Diyarbakır Büyükşehir Belediyesi, 31 Mart seçimleri sonrasında görevi DEM Parti’ye devretmiş olsa da şaibeli ve usulsüz işlemlerin devam ettiği ortaya çıktı
Diyarbakır Büyükşehir Belediyesi, 31 Mart seçimleri sonrasında görevi DEM Parti’ye devretmiş olsa da şaibeli ve usulsüz işlemlerin devam ettiği ortaya çıktı. Seçimi kazanması beklentisiyle, kayyum yönetimi belediyeye ait taşınmazları farklı kurumlara devretti ve kıymetli arazileri satışa çıkardı. Dicle Nehri kıyısına konteyner kent kuran kayyum, yapılan uyarılara rağmen 125 milyon lira alt yapı için para harcadı ancak çadırların su altında kalması sonucu bu paranın da çöpe gitti.
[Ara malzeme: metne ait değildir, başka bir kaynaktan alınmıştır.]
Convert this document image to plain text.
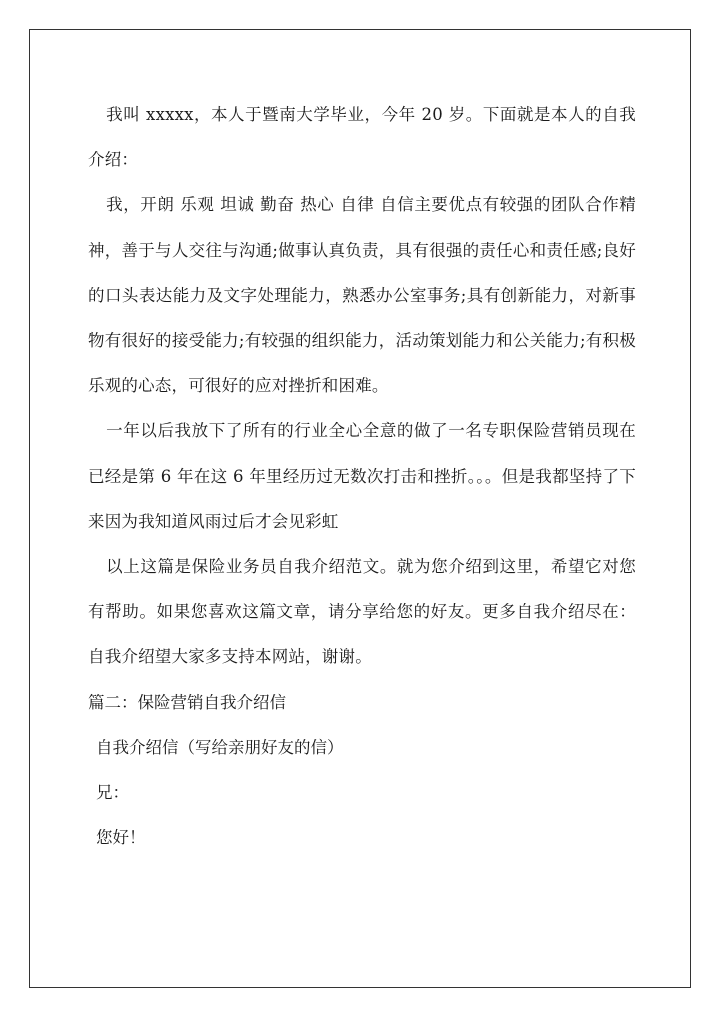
我叫 xxxxx，本人于暨南大学毕业，今年 20 岁。下面就是本人的自我介绍：

我，开朗 乐观 坦诚 勤奋 热心 自律 自信主要优点有较强的团队合作精神，善于与人交往与沟通;做事认真负责，具有很强的责任心和责任感;良好的口头表达能力及文字处理能力，熟悉办公室事务;具有创新能力，对新事物有很好的接受能力;有较强的组织能力，活动策划能力和公关能力;有积极乐观的心态，可很好的应对挫折和困难。

一年以后我放下了所有的行业全心全意的做了一名专职保险营销员现在已经是第 6 年在这 6 年里经历过无数次打击和挫折。。。但是我都坚持了下来因为我知道风雨过后才会见彩虹

以上这篇是保险业务员自我介绍范文。就为您介绍到这里，希望它对您有帮助。如果您喜欢这篇文章，请分享给您的好友。更多自我介绍尽在：自我介绍望大家多支持本网站，谢谢。

篇二：保险营销自我介绍信

自我介绍信（写给亲朋好友的信）

兄：

您好！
Kozmopolitik'te yer alan haberde : TÜGVA öncülüğünde yapılan bir festival için harcama yapıldığında, Diyarbakır’a 3 bin kişinin gelmesi beklenirken sadece 100 kişinin geldiği belirlendi. Bu festival için yapılan harcamaların belediye bütçesinden karşılandığı ve bazı faturaların alındığı firmalara gönderildiği iddia edildi. Ayrıca yapılan tüm şikayet ve ihbarlara rağmen kayyum yönetimine dair hiçbir soruşturma açılmadı.
Kayyum yönetimi, belediyenin sahip olduğu arazileri imara açarak satışa çıkardı ve Kuran kurslarına maddi destek verdi. Hizbullah’a yakın bir medreseye sıcak asfalt dökülmesi gibi şüpheli işlemler göze çarptı. Yıllarca altyapısı düzeltilmeyen ve bakıma ihtiyacı olan ana arterlerde çalışma yapılmazken, kayyumun kişisel işlerine harcama yaptığı iddia edildi.
Yolsuzluk nedeniyle görevine son verilen kişiler, kayyum yönetimi tarafından geri alınarak AKP kontenjanından işe alındı. Diğer şüpheli işlemler arasında Trabzon Of İlçesi’nde düzenlenen festival için yapılan fahiş harcamalar ve reklam ihaleleri dikkat çekti. Reklam ihalelerinin seçim öncesine denk gelmesi ve aynı firmanın iki ayrı ihaleyi alması şaibeli görüldü.
Toplamda 68 milyon liralık iki reklam ihalesinin belediye bütçesinden yapıldığı ve aynı firmanın her iki ihaleyi de kazandığı belirlendi. Bu ihalelerde kırtasiye malzemeleri ve tanıtım materyallerinin üst üste alınması büyük tartışma yarattı. Sonuç olarak, kayyum yönetimi hakkında yapılan tüm suçlamalara rağmen ciddi bir soruşturma başlatılmamış ve usulsüzlükler devam etmiştir.